JACC History
The Jordan neighborhood is a community representing the widest breadth of lifestyles and demographics in the Twin Cities Metropolitan Area. Bordered on the north by Lowry Avenue and on the east by Emerson Avenue, it has a unique border on the south and west by West Broadway Avenue. Jordan is mainly a residential neighborhood.
The Jordan Area Community Council (JACC) is the nonprofit, citizen participation organization for the Jordan neighborhood. It is one of the city’s first community organizations, JACC began in 1964 when local PTA members came together to prevent closure of the North Branch public library. That struggle, which resulted in a new North Library opening in 1970, firmly established JACC as a grassroots organization based upon the belief that residents could solve problems through collective action.
Jordan gets its name from a neighborhood junior high school, which was built in 1922 and named after Minneapolis Public Schools Superintendent Emeritus Charles Morison Jordan.
In the late eighties, Jordan conducted an exhaustive survey visiting hundreds of residents in their home, the survey revealed that 75% of Jordan residents believed their neighborhood to be in a state of decline with the most often cited problem relating to crime and housing, specifically focusing on drug activity and absentee owner property.

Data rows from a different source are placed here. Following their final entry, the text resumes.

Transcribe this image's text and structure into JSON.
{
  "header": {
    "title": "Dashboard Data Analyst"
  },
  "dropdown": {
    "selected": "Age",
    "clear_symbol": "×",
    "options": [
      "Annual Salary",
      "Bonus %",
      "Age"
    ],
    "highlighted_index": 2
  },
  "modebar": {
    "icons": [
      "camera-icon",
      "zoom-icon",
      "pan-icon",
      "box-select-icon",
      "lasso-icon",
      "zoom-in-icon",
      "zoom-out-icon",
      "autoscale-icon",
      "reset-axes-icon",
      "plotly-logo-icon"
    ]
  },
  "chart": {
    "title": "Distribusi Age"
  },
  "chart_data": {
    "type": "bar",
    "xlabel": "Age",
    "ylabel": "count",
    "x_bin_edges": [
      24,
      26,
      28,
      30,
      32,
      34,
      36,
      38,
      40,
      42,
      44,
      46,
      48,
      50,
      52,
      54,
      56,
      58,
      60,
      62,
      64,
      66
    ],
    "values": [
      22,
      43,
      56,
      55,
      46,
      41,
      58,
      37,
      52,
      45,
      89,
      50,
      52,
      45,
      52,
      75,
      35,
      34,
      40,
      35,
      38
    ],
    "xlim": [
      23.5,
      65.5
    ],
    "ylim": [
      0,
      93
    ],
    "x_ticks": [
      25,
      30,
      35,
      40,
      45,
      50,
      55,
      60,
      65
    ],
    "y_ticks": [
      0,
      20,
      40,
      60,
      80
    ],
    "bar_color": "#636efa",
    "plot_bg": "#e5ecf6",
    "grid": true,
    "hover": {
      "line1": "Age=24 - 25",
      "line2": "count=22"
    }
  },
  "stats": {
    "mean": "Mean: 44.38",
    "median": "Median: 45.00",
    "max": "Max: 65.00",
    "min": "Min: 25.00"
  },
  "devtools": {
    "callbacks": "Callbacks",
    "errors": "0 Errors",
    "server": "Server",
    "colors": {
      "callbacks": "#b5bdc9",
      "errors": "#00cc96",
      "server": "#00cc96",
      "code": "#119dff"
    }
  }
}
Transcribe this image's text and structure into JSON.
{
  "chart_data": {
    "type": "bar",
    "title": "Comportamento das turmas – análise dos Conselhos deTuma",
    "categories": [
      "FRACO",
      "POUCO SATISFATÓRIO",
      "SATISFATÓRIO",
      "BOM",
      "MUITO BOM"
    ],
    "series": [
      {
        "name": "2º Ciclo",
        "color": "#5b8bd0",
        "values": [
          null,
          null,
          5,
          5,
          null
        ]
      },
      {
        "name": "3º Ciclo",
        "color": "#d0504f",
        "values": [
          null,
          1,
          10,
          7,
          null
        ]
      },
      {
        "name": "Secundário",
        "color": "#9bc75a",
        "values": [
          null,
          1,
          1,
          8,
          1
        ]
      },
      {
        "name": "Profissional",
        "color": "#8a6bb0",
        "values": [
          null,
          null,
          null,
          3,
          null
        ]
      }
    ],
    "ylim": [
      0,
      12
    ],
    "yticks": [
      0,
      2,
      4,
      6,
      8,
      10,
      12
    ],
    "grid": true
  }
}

Subsequently, Jordan developed its first neighborhood wide issue campaign, the Dirty Thirty, which mobilized and strengthened Jordan block clubs, including 250 residents, the mayor, city council and city inspections department in a strategic action plan to clean up and/or remove the 30 most blighted and problem absentee owned properties throughout the neighborhood.
Over the years, JACC has collaborated with many other neighborhood stakeholders to meet its mission. JACC currently participates in Northside Neighborhood Council (NNC) monthly meetings to collaborate with other Northside associations and the Neighborhood Community Relations (NCR) department to address similar community issues, concerns, provide updates and announcements, and brainstorm strategies for community engagement.
The Jordan Area Community Council (JACC) has had a history of involving the community by doing outreach, especially thru door knocking, social gatherings and building block clubs for residents to get to know their neighbors. JACC will continue to focus on the priorities of residents.
All meetings are open to the public, ADA accessible and every agenda allocates time for Community input.